Review by Ian Keogh
There’s a concern that with the resolutely ordinary cover Nick Maandag has remained true to his intentions at the cost of alienating a prospective audience. In one way the cover exactly represents the content, as the longest of Maandag’s three stories stars Richard Wadsworth, a dull, middle-aged philosophy lecturer. The cover reflects his innately boring personality with a life to match, Maandag’s drily observant tone, and obliquely, that Wadsworth is a step apart. It sells the concept, but it doesn’t sell the comedy of misfortunes within, nor give any indication that the content is hilarious farce.
The title story darkly dissects how Wadsworth is entirely intellect accompanied by very little spontaneity or reason, at least when it comes to social situations. As per the sample art, again and again Nick Maandag exploits the comedy of contrasting Wadsworth’s analytical highbrow considerations with normal human life and expression. In this way it’s not too far removed from Viz’s ‘Mr. Logic’ strip, except that strip’s perpetual violent ending is replaced by personal embarrassment. In the manner of Father Ted’s mysterious exile to Craggy Island, references are made to Wadsworth having to leave his previous post, without supplying the specifics, which is the best way.
Around halfway through, Wadsworth has a transformative experience that activates previously dormant areas of his mind, and while positive in one respect, it only leads to more problems.
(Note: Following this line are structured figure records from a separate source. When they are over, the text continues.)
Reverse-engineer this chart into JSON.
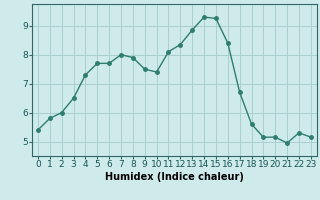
{
  "x": [
    0,
    1,
    2,
    3,
    4,
    5,
    6,
    7,
    8,
    9,
    10,
    11,
    12,
    13,
    14,
    15,
    16,
    17,
    18,
    19,
    20,
    21,
    22,
    23
  ],
  "y": [
    5.4,
    5.8,
    6.0,
    6.5,
    7.3,
    7.7,
    7.7,
    8.0,
    7.9,
    7.5,
    7.4,
    8.1,
    8.35,
    8.85,
    9.3,
    9.25,
    8.4,
    6.7,
    5.6,
    5.15,
    5.15,
    4.95,
    5.3,
    5.15
  ],
  "line_color": "#2e7d6e",
  "marker": "o",
  "marker_size": 2.5,
  "line_width": 1.0,
  "xlabel": "Humidex (Indice chaleur)",
  "xlabel_fontsize": 7,
  "bg_color": "#ceeaea",
  "grid_color": "#aacfcf",
  "xlim": [
    -0.5,
    23.5
  ],
  "ylim": [
    4.5,
    9.75
  ],
  "xticks": [
    0,
    1,
    2,
    3,
    4,
    5,
    6,
    7,
    8,
    9,
    10,
    11,
    12,
    13,
    14,
    15,
    16,
    17,
    18,
    19,
    20,
    21,
    22,
    23
  ],
  "yticks": [
    5,
    6,
    7,
    8,
    9
  ],
  "tick_fontsize": 6.5
}
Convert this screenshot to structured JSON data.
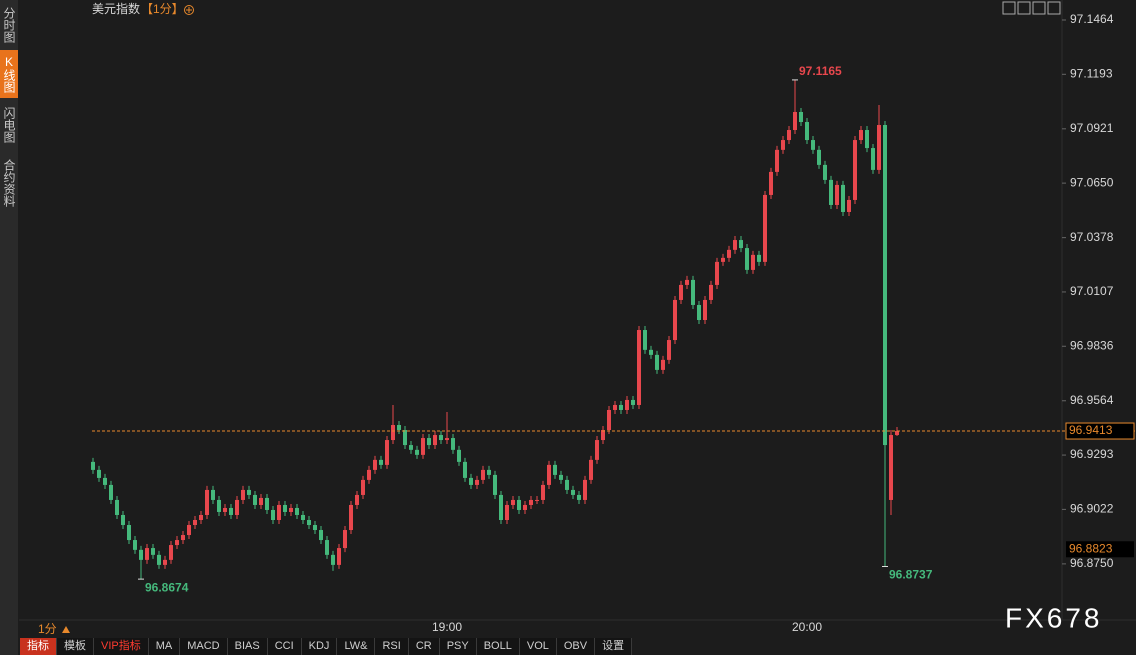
{
  "ui": {
    "title": "美元指数",
    "period": "【1分】",
    "period_selector": "1分",
    "tabs": [
      "分时图",
      "K线图",
      "闪电图",
      "合约资料"
    ],
    "toolbar": [
      "指标",
      "模板",
      "VIP指标",
      "MA",
      "MACD",
      "BIAS",
      "CCI",
      "KDJ",
      "LW&",
      "RSI",
      "CR",
      "PSY",
      "BOLL",
      "VOL",
      "OBV",
      "设置"
    ],
    "watermark": "FX678"
  },
  "chart_data": {
    "type": "candlestick",
    "up_color": "#e8474d",
    "down_color": "#45b97c",
    "price_line_color": "#e8892c",
    "ylim": [
      96.847,
      97.1464
    ],
    "yticks": [
      97.1464,
      97.1193,
      97.0921,
      {
        "value": 97.065,
        "label": "97.0650"
      },
      97.0378,
      97.0107,
      96.9836,
      96.9564,
      96.9293,
      96.9022,
      {
        "value": 96.875,
        "label": "96.8750"
      }
    ],
    "reference_price": 96.8823,
    "categories": [
      null,
      null,
      null,
      null,
      null,
      null,
      null,
      null,
      null,
      null,
      null,
      null,
      null,
      null,
      null,
      null,
      null,
      null,
      null,
      null,
      null,
      null,
      null,
      null,
      null,
      null,
      null,
      null,
      null,
      null,
      null,
      null,
      null,
      null,
      null,
      null,
      null,
      null,
      null,
      null,
      null,
      null,
      null,
      null,
      null,
      null,
      null,
      null,
      null,
      null,
      null,
      null,
      null,
      null,
      null,
      null,
      null,
      null,
      null,
      "19:00",
      null,
      null,
      null,
      null,
      null,
      null,
      null,
      null,
      null,
      null,
      null,
      null,
      null,
      null,
      null,
      null,
      null,
      null,
      null,
      null,
      null,
      null,
      null,
      null,
      null,
      null,
      null,
      null,
      null,
      null,
      null,
      null,
      null,
      null,
      null,
      null,
      null,
      null,
      null,
      null,
      null,
      null,
      null,
      null,
      null,
      null,
      null,
      null,
      null,
      null,
      null,
      null,
      null,
      null,
      null,
      null,
      null,
      null,
      null,
      "20:00",
      null,
      null,
      null,
      null,
      null,
      null,
      null,
      null,
      null,
      null,
      null,
      null,
      null,
      null,
      null
    ],
    "ohlc": [
      [
        96.9259,
        96.9279,
        96.9199,
        96.9219
      ],
      [
        96.9219,
        96.9239,
        96.9159,
        96.9179
      ],
      [
        96.9179,
        96.9199,
        96.9124,
        96.9144
      ],
      [
        96.9144,
        96.9164,
        96.9049,
        96.9069
      ],
      [
        96.9069,
        96.9089,
        96.8974,
        96.8994
      ],
      [
        96.8994,
        96.9014,
        96.8924,
        96.8944
      ],
      [
        96.8944,
        96.8964,
        96.8849,
        96.8869
      ],
      [
        96.8869,
        96.8889,
        96.88,
        96.882
      ],
      [
        96.882,
        96.884,
        96.8674,
        96.877
      ],
      [
        96.877,
        96.8849,
        96.875,
        96.8829
      ],
      [
        96.8829,
        96.8849,
        96.8775,
        96.8795
      ],
      [
        96.8795,
        96.8815,
        96.8725,
        96.8745
      ],
      [
        96.8745,
        96.879,
        96.8725,
        96.877
      ],
      [
        96.877,
        96.8864,
        96.875,
        96.8844
      ],
      [
        96.8844,
        96.8889,
        96.8824,
        96.8869
      ],
      [
        96.8869,
        96.8914,
        96.8849,
        96.8894
      ],
      [
        96.8894,
        96.8964,
        96.8874,
        96.8944
      ],
      [
        96.8944,
        96.8989,
        96.8924,
        96.8969
      ],
      [
        96.8969,
        96.9014,
        96.8949,
        96.8994
      ],
      [
        96.8994,
        96.9139,
        96.8974,
        96.9119
      ],
      [
        96.9119,
        96.9139,
        96.9049,
        96.9069
      ],
      [
        96.9069,
        96.9089,
        96.8989,
        96.9009
      ],
      [
        96.9009,
        96.9049,
        96.8989,
        96.9029
      ],
      [
        96.9029,
        96.9049,
        96.8974,
        96.8994
      ],
      [
        96.8994,
        96.9089,
        96.8974,
        96.9069
      ],
      [
        96.9069,
        96.9139,
        96.9049,
        96.9119
      ],
      [
        96.9119,
        96.9139,
        96.9074,
        96.9094
      ],
      [
        96.9094,
        96.9114,
        96.9024,
        96.9044
      ],
      [
        96.9044,
        96.9099,
        96.9024,
        96.9079
      ],
      [
        96.9079,
        96.9099,
        96.8999,
        96.9019
      ],
      [
        96.9019,
        96.9039,
        96.8949,
        96.8969
      ],
      [
        96.8969,
        96.9064,
        96.8949,
        96.9044
      ],
      [
        96.9044,
        96.9064,
        96.8989,
        96.9009
      ],
      [
        96.9009,
        96.9049,
        96.8989,
        96.9029
      ],
      [
        96.9029,
        96.9049,
        96.8974,
        96.8994
      ],
      [
        96.8994,
        96.9014,
        96.8949,
        96.8969
      ],
      [
        96.8969,
        96.8989,
        96.8924,
        96.8944
      ],
      [
        96.8944,
        96.8964,
        96.8899,
        96.8919
      ],
      [
        96.8919,
        96.8939,
        96.8849,
        96.8869
      ],
      [
        96.8869,
        96.8889,
        96.8775,
        96.8795
      ],
      [
        96.8795,
        96.8815,
        96.8715,
        96.8745
      ],
      [
        96.8745,
        96.8849,
        96.8725,
        96.8829
      ],
      [
        96.8829,
        96.8939,
        96.8809,
        96.8919
      ],
      [
        96.8919,
        96.9064,
        96.8899,
        96.9044
      ],
      [
        96.9044,
        96.9114,
        96.9024,
        96.9094
      ],
      [
        96.9094,
        96.9189,
        96.9074,
        96.9169
      ],
      [
        96.9169,
        96.9239,
        96.9149,
        96.9219
      ],
      [
        96.9219,
        96.9289,
        96.9199,
        96.9269
      ],
      [
        96.9269,
        96.9289,
        96.9224,
        96.9244
      ],
      [
        96.9244,
        96.9388,
        96.9224,
        96.9368
      ],
      [
        96.9368,
        96.9543,
        96.9348,
        96.9443
      ],
      [
        96.9443,
        96.9463,
        96.9398,
        96.9418
      ],
      [
        96.9418,
        96.9438,
        96.9323,
        96.9343
      ],
      [
        96.9343,
        96.9363,
        96.9299,
        96.9319
      ],
      [
        96.9319,
        96.9339,
        96.9274,
        96.9294
      ],
      [
        96.9294,
        96.9398,
        96.9274,
        96.9378
      ],
      [
        96.9378,
        96.9398,
        96.9323,
        96.9343
      ],
      [
        96.9343,
        96.9413,
        96.9323,
        96.9393
      ],
      [
        96.9393,
        96.9413,
        96.9348,
        96.9368
      ],
      [
        96.9368,
        96.9508,
        96.9348,
        96.9378
      ],
      [
        96.9378,
        96.9398,
        96.9299,
        96.9319
      ],
      [
        96.9319,
        96.9339,
        96.9239,
        96.9259
      ],
      [
        96.9259,
        96.9279,
        96.9159,
        96.9179
      ],
      [
        96.9179,
        96.9199,
        96.9124,
        96.9144
      ],
      [
        96.9144,
        96.9189,
        96.9124,
        96.9169
      ],
      [
        96.9169,
        96.9239,
        96.9149,
        96.9219
      ],
      [
        96.9219,
        96.9239,
        96.9174,
        96.9194
      ],
      [
        96.9194,
        96.9214,
        96.9074,
        96.9094
      ],
      [
        96.9094,
        96.9114,
        96.8949,
        96.8969
      ],
      [
        96.8969,
        96.9064,
        96.8949,
        96.9044
      ],
      [
        96.9044,
        96.9089,
        96.9024,
        96.9069
      ],
      [
        96.9069,
        96.9089,
        96.8999,
        96.9019
      ],
      [
        96.9019,
        96.9064,
        96.8999,
        96.9044
      ],
      [
        96.9044,
        96.9089,
        96.9024,
        96.9069
      ],
      [
        96.9069,
        96.9089,
        96.9049,
        96.9069
      ],
      [
        96.9069,
        96.9164,
        96.9049,
        96.9144
      ],
      [
        96.9144,
        96.9264,
        96.9124,
        96.9244
      ],
      [
        96.9244,
        96.9264,
        96.9174,
        96.9194
      ],
      [
        96.9194,
        96.9214,
        96.9149,
        96.9169
      ],
      [
        96.9169,
        96.9189,
        96.9099,
        96.9119
      ],
      [
        96.9119,
        96.9139,
        96.9074,
        96.9094
      ],
      [
        96.9094,
        96.9114,
        96.9049,
        96.9069
      ],
      [
        96.9069,
        96.9189,
        96.9049,
        96.9169
      ],
      [
        96.9169,
        96.9289,
        96.9149,
        96.9269
      ],
      [
        96.9269,
        96.9388,
        96.9249,
        96.9368
      ],
      [
        96.9368,
        96.9438,
        96.9348,
        96.9418
      ],
      [
        96.9418,
        96.9538,
        96.9398,
        96.9518
      ],
      [
        96.9518,
        96.9563,
        96.9498,
        96.9543
      ],
      [
        96.9543,
        96.9563,
        96.9498,
        96.9518
      ],
      [
        96.9518,
        96.9588,
        96.9498,
        96.9568
      ],
      [
        96.9568,
        96.9588,
        96.9523,
        96.9543
      ],
      [
        96.9543,
        96.9937,
        96.9523,
        96.9917
      ],
      [
        96.9917,
        96.9937,
        96.9798,
        96.9818
      ],
      [
        96.9818,
        96.9838,
        96.9773,
        96.9793
      ],
      [
        96.9793,
        96.9813,
        96.9698,
        96.9718
      ],
      [
        96.9718,
        96.9788,
        96.9698,
        96.9768
      ],
      [
        96.9768,
        96.9887,
        96.9748,
        96.9867
      ],
      [
        96.9867,
        97.0087,
        96.9847,
        97.0067
      ],
      [
        97.0067,
        97.0162,
        97.0047,
        97.0142
      ],
      [
        97.0142,
        97.0187,
        97.0122,
        97.0167
      ],
      [
        97.0167,
        97.0187,
        97.0022,
        97.0042
      ],
      [
        97.0042,
        97.0062,
        96.9947,
        96.9967
      ],
      [
        96.9967,
        97.0087,
        96.9947,
        97.0067
      ],
      [
        97.0067,
        97.0162,
        97.0047,
        97.0142
      ],
      [
        97.0142,
        97.0277,
        97.0122,
        97.0257
      ],
      [
        97.0257,
        97.0297,
        97.0237,
        97.0277
      ],
      [
        97.0277,
        97.0337,
        97.0257,
        97.0317
      ],
      [
        97.0317,
        97.0386,
        97.0297,
        97.0366
      ],
      [
        97.0366,
        97.0386,
        97.0306,
        97.0326
      ],
      [
        97.0326,
        97.0346,
        97.0197,
        97.0217
      ],
      [
        97.0217,
        97.0312,
        97.0197,
        97.0292
      ],
      [
        97.0292,
        97.0312,
        97.0237,
        97.0257
      ],
      [
        97.0257,
        97.0611,
        97.0237,
        97.0591
      ],
      [
        97.0591,
        97.0726,
        97.0571,
        97.0706
      ],
      [
        97.0706,
        97.0836,
        97.0686,
        97.0816
      ],
      [
        97.0816,
        97.0885,
        97.0796,
        97.0865
      ],
      [
        97.0865,
        97.0935,
        97.0845,
        97.0915
      ],
      [
        97.0915,
        97.1165,
        97.0895,
        97.1005
      ],
      [
        97.1005,
        97.1025,
        97.0935,
        97.0955
      ],
      [
        97.0955,
        97.0975,
        97.0845,
        97.0865
      ],
      [
        97.0865,
        97.0885,
        97.0796,
        97.0816
      ],
      [
        97.0816,
        97.0836,
        97.0721,
        97.0741
      ],
      [
        97.0741,
        97.0761,
        97.0646,
        97.0666
      ],
      [
        97.0666,
        97.0686,
        97.0521,
        97.0541
      ],
      [
        97.0541,
        97.0661,
        97.0521,
        97.0641
      ],
      [
        97.0641,
        97.0661,
        97.0486,
        97.0506
      ],
      [
        97.0506,
        97.0586,
        97.0486,
        97.0566
      ],
      [
        97.0566,
        97.0885,
        97.0546,
        97.0865
      ],
      [
        97.0865,
        97.0935,
        97.0845,
        97.0915
      ],
      [
        97.0915,
        97.0935,
        97.0805,
        97.0825
      ],
      [
        97.0825,
        97.0845,
        97.0696,
        97.0716
      ],
      [
        97.0716,
        97.104,
        97.0696,
        97.094
      ],
      [
        97.094,
        97.096,
        96.8737,
        96.9343
      ],
      [
        96.9069,
        96.9418,
        96.8994,
        96.9393
      ],
      [
        96.9393,
        96.9433,
        96.9388,
        96.9413
      ]
    ]
  }
}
There’s no love or sentimentality as Maandag mercilessly runs his victim through a succession of personal disasters knowing the root of humour is someone else’s misfortune. The deliberately rigid cartooning adds to the joke.
Wadsworth’s follies occupy around half the book, with ‘Night School’ and ‘The Disciple’ supplying almost all the remainder. They follow the tone of Maandag’s opener in presenting compliant people who’ll obey the most ridiculous instructions. The Fire Chief turns up at the night school just as initiative is being discussed. Part of the joke is that those concerned have none, to which Maandag adds surreal intrusions. These also occur in the Buddhist retreat where enforced celibacy is taking its toll on the adherents. In the form of bonus content Maandag supplies ten four-panel gag strips on the inside covers, featuring the same unexpected humour in more compact form.
Let’s hope the joke of the cover isn’t too subtle, as this is a selection of deliberately crude and very funny, occasionally laugh out loud, stories.